At halftime, BC was down by 29 points and was really struggling to establish any sort of offensive rhythm. Dickens led the Eagles with a total of six points, but the team’s second-leading scorer, Sydney Lowery, only managed four points, despite taking eight shots. The Eagles never held a lead in the first half, briefly closing its deficit to single digits near the end of the first quarter before another 10-0 run blew the game open.
The Eagles played really carelessly and uninspired on the defensive end of the court. They were constantly allowing Notre Dame to get inside the paint and create high-percentage shots—the Irish had 28 points in the paint in the first half alone. It was an onslaught of constant scoring for Notre Dame, befitting of its high ranking.
In the second half, any chance to mount a comeback vanished as BC struggled even more. Any halftime adjustments from Bernabei-McNamee were for naught, with Notre Dame scoring seven straight points at the break. Lowery had a bucket and a free throw while Pineau followed with a layup in the first three minutes, but the latter would mark the start of a six-minute scoreless stretch. The Eagles had a hard time scoring and getting second chances on offense.
The Irish didn’t. Notre Dame rattled off 23 straight points, building a 56-point lead with relative ease. Making a home for themselves inside, the Irish shot almost 80 percent from the field in the quarter alone, hitting just two 3-pointers amid a 37-point frame. It was a remarkable effort—a blur of blue that just surged up and down the court.
The Eagles softened the blow a bit toward the end of regulation, outscoring Notre Dame by an 18-9 margin in the final quarter—the Irish hit just 1-of-11 from the field in the closing minutes—but the result was never in doubt. BC had no answer for Notre Dame’s talent, with Arike Ogunbowale (23 points, seven assists), Brianna Turner (19 points), Jessica Shephard (16 points, 12 rebounds), and Jackie Young (15 points, 10 rebounds) all enjoying impressive nights.

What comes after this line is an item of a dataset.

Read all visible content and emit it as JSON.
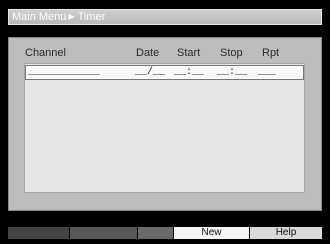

At the end of the day, BC is in the beginning of a rebuild and far from competing with the likes of Notre Dame and Syracuse. While it may be disappointing for Eagles fans that Bernabei-McNamee’s side wasn’t able to keep up at times in a similar fashion to the meeting earlier this year, the fact remains that her team is starting three freshmen—two of which combined to go 1-of-19 from the floor—and it’ll take more than one successful run of non-conference games to come close to upsetting an ACC giant like the Irish.